Antínoo había muerto. Me acordaba de los lugares comunes tantas veces escuchados: se muere a cualquier edad, los que mueren jóvenes son los amados de los dioses. Yo mismo había participado de ese infame abuso de las palabras, hablando de morirme de sueño, de morirme de hastío. Había empleado la palabra agonía, la palabra duelo, la palabra pérdida. Antínoo había muerto.

Amor, el más sabio de los dioses... Pero el amor no era responsable de esa negligencia, de esas durezas, de esa indiferencia mezclada a la pasión como la arena al oro que arrastra un río, de esa torpe inconsciencia del hombre demasiado dichoso y que envejece. ¿Cómo había podido sentirme tan ciegamente satisfecho? Antínoo había muerto. Lejos de haber amado con exceso, como Serviano lo estaría afirmando en ese momento en Roma, no había amado lo bastante para obligar al niño a que viviera. Chabrias, que como iniciado órfico consideraba que el suicidio era un crimen, insistía en el lado sacrificatorio de ese fin; yo mismo sentía una especie de horrible alegría cuando pensaba que aquella muerte era un don. Pero sólo yo podía medir cuánta actitud fermenta en lo hondo de la dulzura, qué desesperanza se oculta en la abnegación, cuánto odio se mezcla con el amor. Un ser insultado me arrojaba a la cara aquella prueba de devoción; un niño, temeroso de perderlo todo, había hallado el medio de atarme a él para siempre. Si había esperado protegerme mediante su sacrificio, debió pensar que yo lo amaba muy poco para no darse cuenta de que el peor de los males era el de perderlo.

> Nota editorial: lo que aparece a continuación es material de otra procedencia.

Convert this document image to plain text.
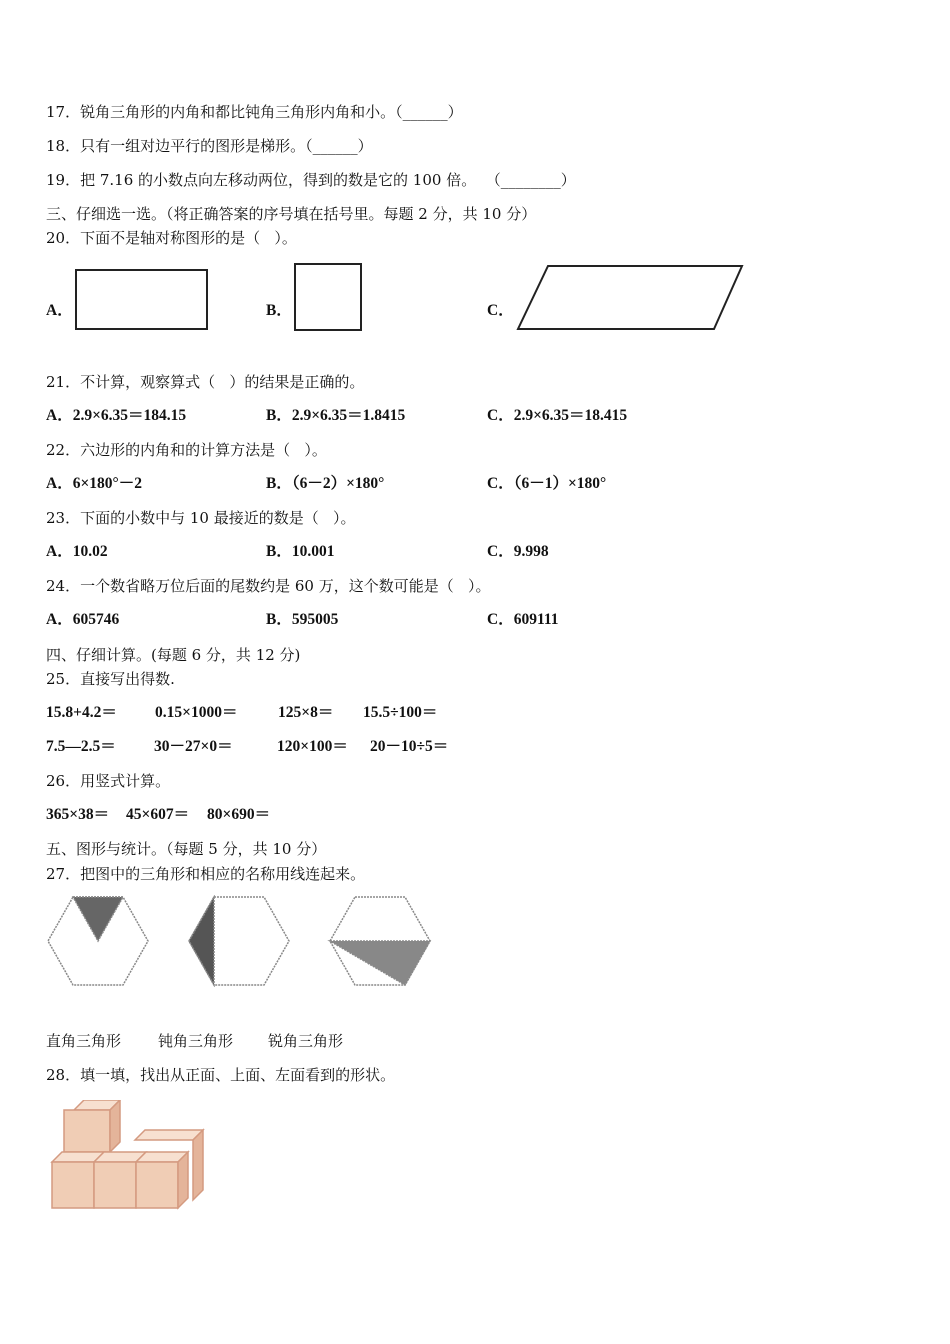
17．锐角三角形的内角和都比钝角三角形内角和小。（______）
18．只有一组对边平行的图形是梯形。（______）
19．把 7.16 的小数点向左移动两位，得到的数是它的 100 倍。  （________）
三、仔细选一选。（将正确答案的序号填在括号里。每题 2 分，共 10 分）
20．下面不是轴对称图形的是（   ）。
A．	B．	C．
21．不计算，观察算式（   ）的结果是正确的。
A．2.9×6.35＝184.15	B．2.9×6.35＝1.8415	C．2.9×6.35＝18.415
22．六边形的内角和的计算方法是（   ）。
A．6×180°－2	B．（6－2）×180°	C．（6－1）×180°
23．下面的小数中与 10 最接近的数是（   ）。
A．10.02	B．10.001	C．9.998
24．一个数省略万位后面的尾数约是 60 万，这个数可能是（   ）。
A．605746	B．595005	C．609111
四、仔细计算。(每题 6 分，共 12 分)
25．直接写出得数.
15.8+4.2＝ 0.15×1000＝	125×8＝ 15.5÷100＝
7.5—2.5＝ 30－27×0＝	120×100＝ 20－10÷5＝
26．用竖式计算。
365×38＝ 45×607＝ 80×690＝
五、图形与统计。（每题 5 分，共 10 分）
27．把图中的三角形和相应的名称用线连起来。
直角三角形 钝角三角形 锐角三角形
28．填一填，找出从正面、上面、左面看到的形状。
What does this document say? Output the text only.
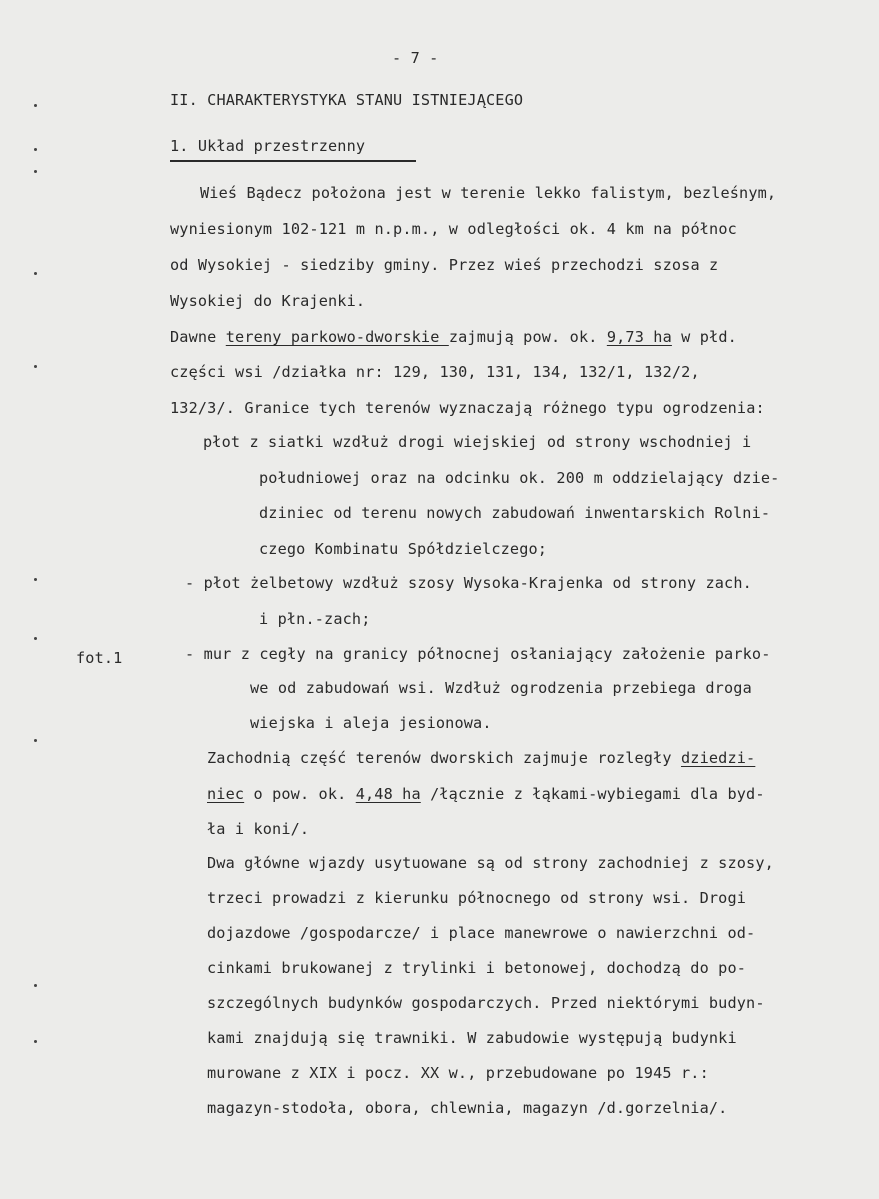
- 7 -
II. CHARAKTERYSTYKA STANU ISTNIEJĄCEGO
1. Układ przestrzenny
Wieś Bądecz położona jest w terenie lekko falistym, bezleśnym,
wyniesionym 102-121 m n.p.m., w odległości ok. 4 km na północ
od Wysokiej - siedziby gminy. Przez wieś przechodzi szosa z
Wysokiej do Krajenki.
Dawne tereny parkowo-dworskie zajmują pow. ok. 9,73 ha w płd.
części wsi /działka nr: 129, 130, 131, 134, 132/1, 132/2,
132/3/. Granice tych terenów wyznaczają różnego typu ogrodzenia:
płot z siatki wzdłuż drogi wiejskiej od strony wschodniej i
południowej oraz na odcinku ok. 200 m oddzielający dzie-
dziniec od terenu nowych zabudowań inwentarskich Rolni-
czego Kombinatu Spółdzielczego;
- płot żelbetowy wzdłuż szosy Wysoka-Krajenka od strony zach.
i płn.-zach;
fot.1	- mur z cegły na granicy północnej osłaniający założenie parko-
we od zabudowań wsi. Wzdłuż ogrodzenia przebiega droga
wiejska i aleja jesionowa.
Zachodnią część terenów dworskich zajmuje rozległy dziedzi-
niec o pow. ok. 4,48 ha /łącznie z łąkami-wybiegami dla byd-
ła i koni/.
Dwa główne wjazdy usytuowane są od strony zachodniej z szosy,
trzeci prowadzi z kierunku północnego od strony wsi. Drogi
dojazdowe /gospodarcze/ i place manewrowe o nawierzchni od-
cinkami brukowanej z trylinki i betonowej, dochodzą do po-
szczególnych budynków gospodarczych. Przed niektórymi budyn-
kami znajdują się trawniki. W zabudowie występują budynki
murowane z XIX i pocz. XX w., przebudowane po 1945 r.:
magazyn-stodoła, obora, chlewnia, magazyn /d.gorzelnia/.
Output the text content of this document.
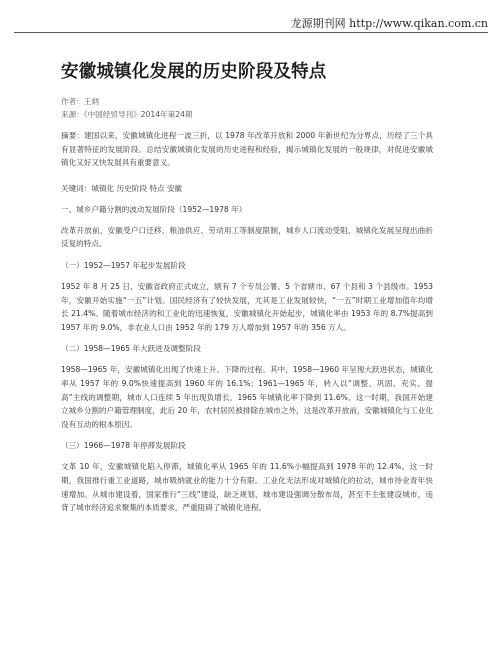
龙源期刊网 http://www.qikan.com.cn
安徽城镇化发展的历史阶段及特点
作者：王炳
来源：《中国经贸导刊》2014年第24期

摘要：建国以来，安徽城镇化进程一波三折，以 1978 年改革开放和 2000 年新世纪为分界点，历经了三个具有显著特征的发展阶段。总结安徽城镇化发展的历史进程和经验，揭示城镇化发展的一般规律，对促进安徽城镇化又好又快发展具有重要意义。

关键词：城镇化 历史阶段 特点 安徽
一、城乡户籍分割的波动发展阶段（1952—1978 年）

改革开放前，安徽受户口迁移、粮油供应、劳动用工等制度限制，城乡人口流动受阻，城镇化发展呈现出曲折反复的特点。

（一）1952—1957 年起步发展阶段

1952 年 8 月 25 日，安徽省政府正式成立，辖有 7 个专员公署、5 个省辖市、67 个县和 3 个县级市。1953 年，安徽开始实施“一五”计划。国民经济有了较快发展，尤其是工业发展较快，“一五”时期工业增加值年均增长 21.4%。随着城市经济的和工业化的迅速恢复，安徽城镇化开始起步，城镇化率由 1953 年的 8.7%提高到 1957 年的 9.0%，非农业人口由 1952 年的 179 万人增加到 1957 年的 356 万人。

（二）1958—1965 年大跃进及调整阶段

1958—1965 年，安徽城镇化出现了快速上升、下降的过程。其中，1958—1960 年呈现大跃进状态，城镇化率从 1957 年的 9.0%快速提高到 1960 年的 16.1%；1961—1965 年，转入以“调整、巩固、充实、提高”主线的调整期，城市人口连续 5 年出现负增长，1965 年城镇化率下降到 11.6%。这一时期，我国开始建立城乡分割的户籍管理制度，此后 20 年，农村居民被排除在城市之外，这是改革开放前，安徽城镇化与工业化没有互动的根本原因。

（三）1966—1978 年停滞发展阶段

文革 10 年，安徽城镇化陷入停滞，城镇化率从 1965 年的 11.6%小幅提高到 1978 年的 12.4%。这一时期，我国推行重工业道路，城市吸纳就业的能力十分有限。工业化无法形成对城镇化的拉动，城市待业青年快速增加。从城市建设看，国家推行“三线”建设，缺乏规划，城市建设强调分散布局，甚至不主张建设城市，违背了城市经济追求聚集的本质要求，严重阻碍了城镇化进程。
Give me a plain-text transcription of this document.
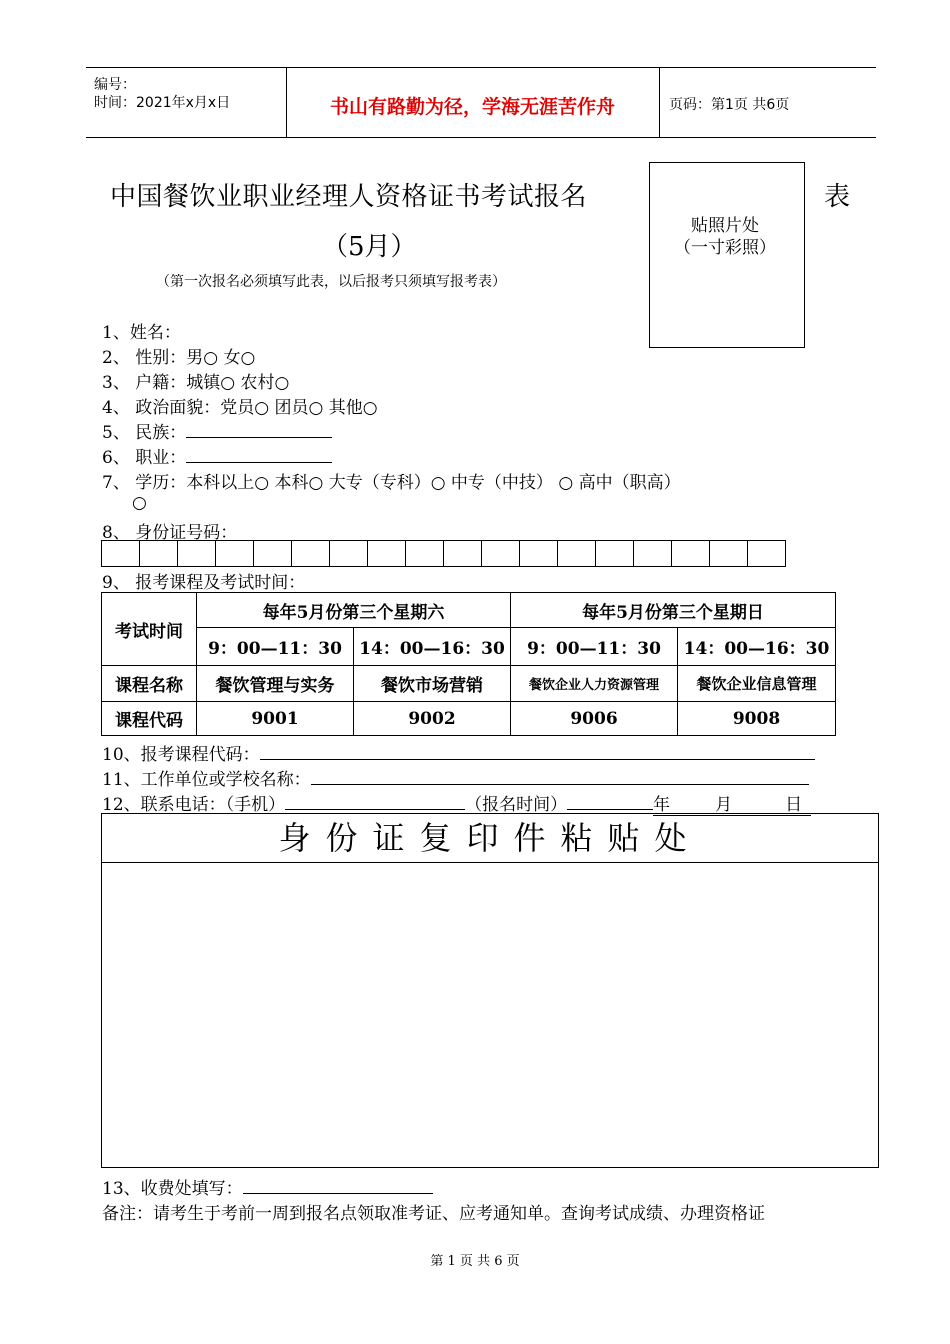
编号：
时间：2021年x月x日	书山有路勤为径，学海无涯苦作舟	页码：第1页 共6页
中国餐饮业职业经理人资格证书考试报名	表
（5月）
（第一次报名必须填写此表，以后报考只须填写报考表）
贴照片处
（一寸彩照）
1、姓名：
2、 性别：男○ 女○
3、 户籍：城镇○ 农村○
4、 政治面貌：党员○ 团员○ 其他○
5、 民族：
6、 职业：
7、 学历：本科以上○ 本科○ 大专（专科）○ 中专（中技） ○ 高中（职高）
○
8、 身份证号码：
9、 报考课程及考试时间：
考试时间	每年5月份第三个星期六		每年5月份第三个星期日	
	9：00—11：30	14：00—16：30	9：00—11：30	14：00—16：30
课程名称	餐饮管理与实务	餐饮市场营销	餐饮企业人力资源管理	餐饮企业信息管理
课程代码	9001	9002	9006	9008
10、报考课程代码：
11、工作单位或学校名称：
12、联系电话：（手机）	（报名时间）	年	月	日
身份证复印件粘贴处
13、收费处填写：
备注：请考生于考前一周到报名点领取准考证、应考通知单。查询考试成绩、办理资格证
第 1 页 共 6 页
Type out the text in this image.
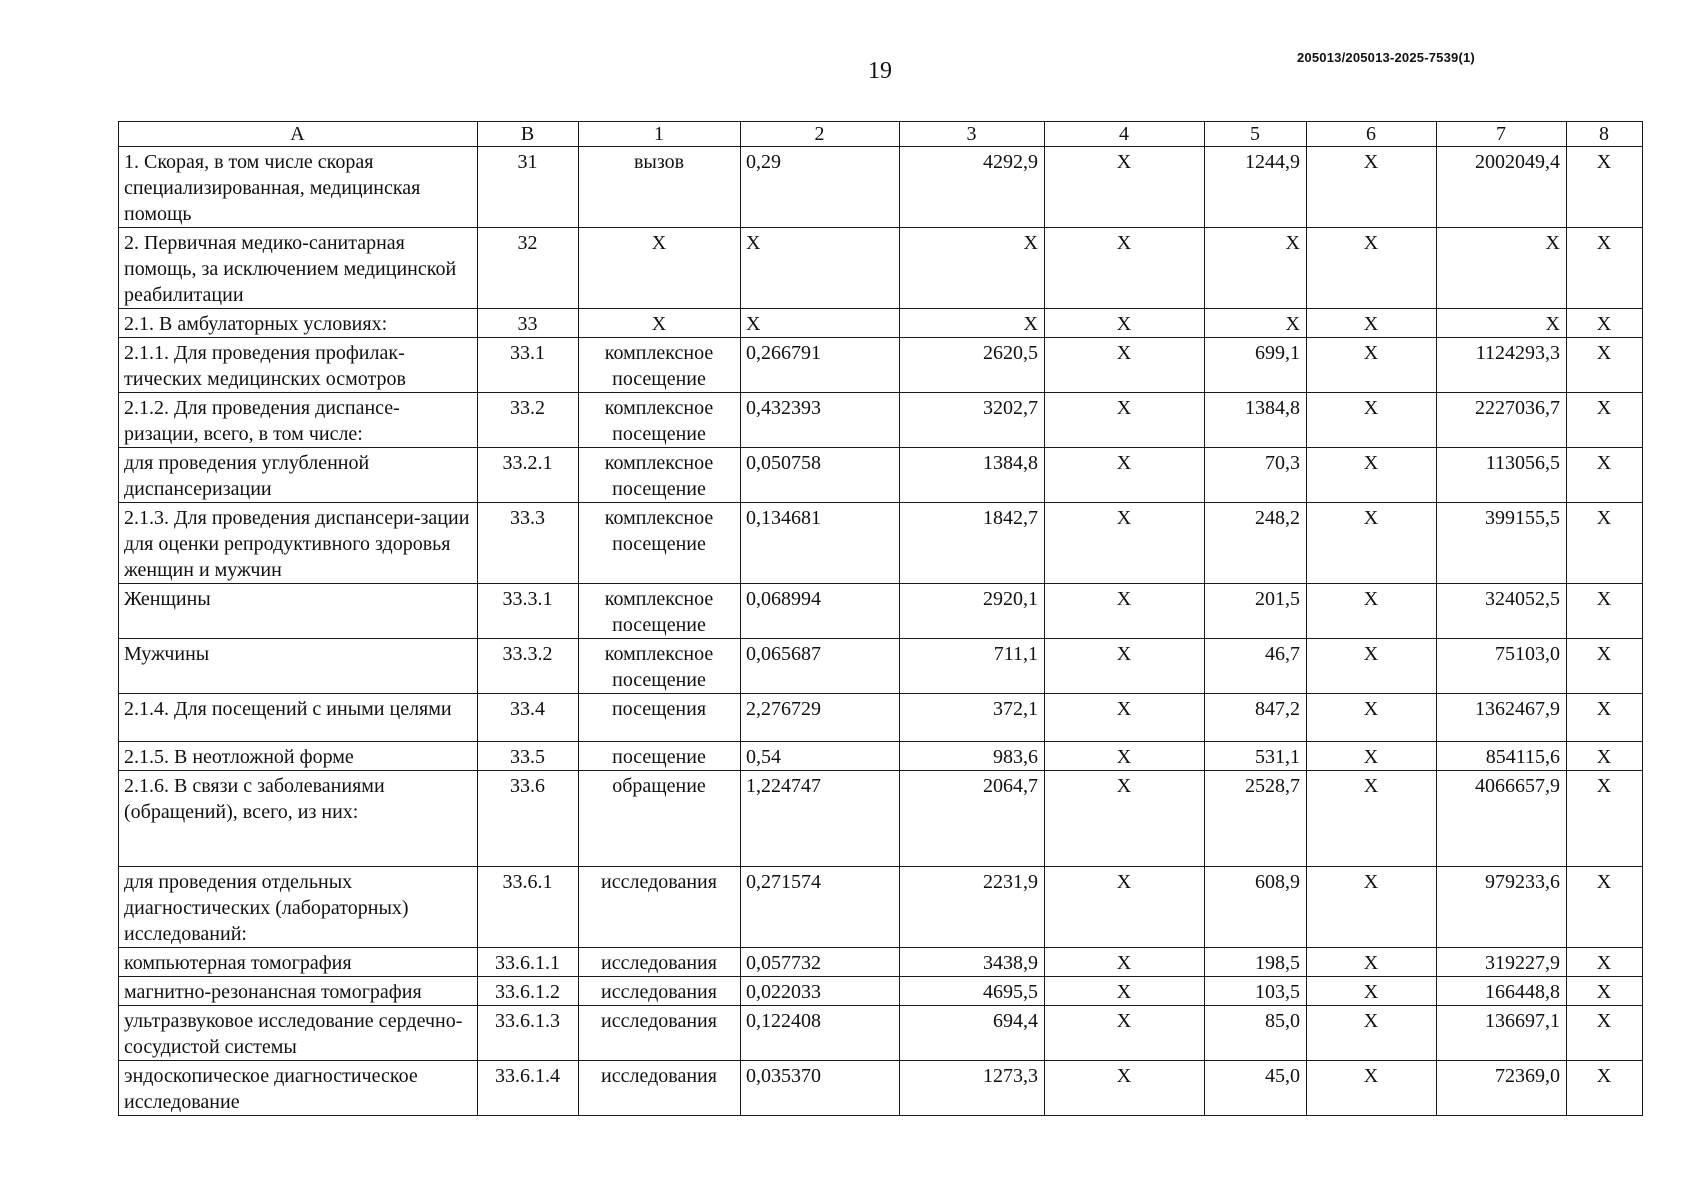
19
205013/205013-2025-7539(1)
A	B	1	2	3	4	5	6	7	8
1. Скорая, в том числе скорая специализированная, медицинская помощь	31	вызов	0,29	4292,9	X	1244,9	X	2002049,4	X
2. Первичная медико-санитарная помощь, за исключением медицинской реабилитации	32	X	X	X	X	X	X	X	X
2.1. В амбулаторных условиях:	33	X	X	X	X	X	X	X	X
2.1.1. Для проведения профилак-тических медицинских осмотров	33.1	комплексное посещение	0,266791	2620,5	X	699,1	X	1124293,3	X
2.1.2. Для проведения диспансе-ризации, всего, в том числе:	33.2	комплексное посещение	0,432393	3202,7	X	1384,8	X	2227036,7	X
для проведения углубленной диспансеризации	33.2.1	комплексное посещение	0,050758	1384,8	X	70,3	X	113056,5	X
2.1.3. Для проведения диспансери-зации для оценки репродуктивного здоровья женщин и мужчин	33.3	комплексное посещение	0,134681	1842,7	X	248,2	X	399155,5	X
Женщины	33.3.1	комплексное посещение	0,068994	2920,1	X	201,5	X	324052,5	X
Мужчины	33.3.2	комплексное посещение	0,065687	711,1	X	46,7	X	75103,0	X
2.1.4. Для посещений с иными целями	33.4	посещения	2,276729	372,1	X	847,2	X	1362467,9	X
2.1.5. В неотложной форме	33.5	посещение	0,54	983,6	X	531,1	X	854115,6	X
2.1.6. В связи с заболеваниями (обращений), всего, из них:	33.6	обращение	1,224747	2064,7	X	2528,7	X	4066657,9	X
для проведения отдельных диагностических (лабораторных) исследований:	33.6.1	исследования	0,271574	2231,9	X	608,9	X	979233,6	X
компьютерная томография	33.6.1.1	исследования	0,057732	3438,9	X	198,5	X	319227,9	X
магнитно-резонансная томография	33.6.1.2	исследования	0,022033	4695,5	X	103,5	X	166448,8	X
ультразвуковое исследование сердечно-сосудистой системы	33.6.1.3	исследования	0,122408	694,4	X	85,0	X	136697,1	X
эндоскопическое диагностическое исследование	33.6.1.4	исследования	0,035370	1273,3	X	45,0	X	72369,0	X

El monumento previsto en las puertas de Antínoo me parecía igualmente demasiado público, y por tanto poco seguro. Acepté el consejo de los sacerdotes. Me indicaron, en el flanco de una montaña de la cadena arábiga, a unas tres leguas de la ciudad, una de las cavernas que los reyes de Egipto utilizaban antaño como pozos funerarios. Un tiro de bueyes arrastró el sarcófago por la pendiente. Con ayuda de cuerdas se lo hizo resbalar por los corredores subterráneos, hasta dejarlo apoyado contra la pared de roca. El niño de Claudiópolis descendía a la tumba como un faraón, como un Ptolomeo. Lo dejamos solo. Entraba en esa duración sin aire, sin luz, sin estaciones y sin fin, frente a la cual toda vida parece efímera; había alcanzado la estabilidad, quizá la calma. Los siglos contenidos en el seno opaco del tiempo pasarían por millares sobre esa tumba sin devolverle la existencia, pero sin agregar nada a la muerte, sin poder impedir que un día hubiera sido. Hermógenes me tomó el brazo para ayudarme a remontar el aire libre; sentí casi alegría al,volver a la superficie, al ver de nuevo el frío cielo azul entre dos filos de rocas rojizas. El resto del viaje fue breve. En Alejandría, la emperatriz se embarcó rumbo a Roma.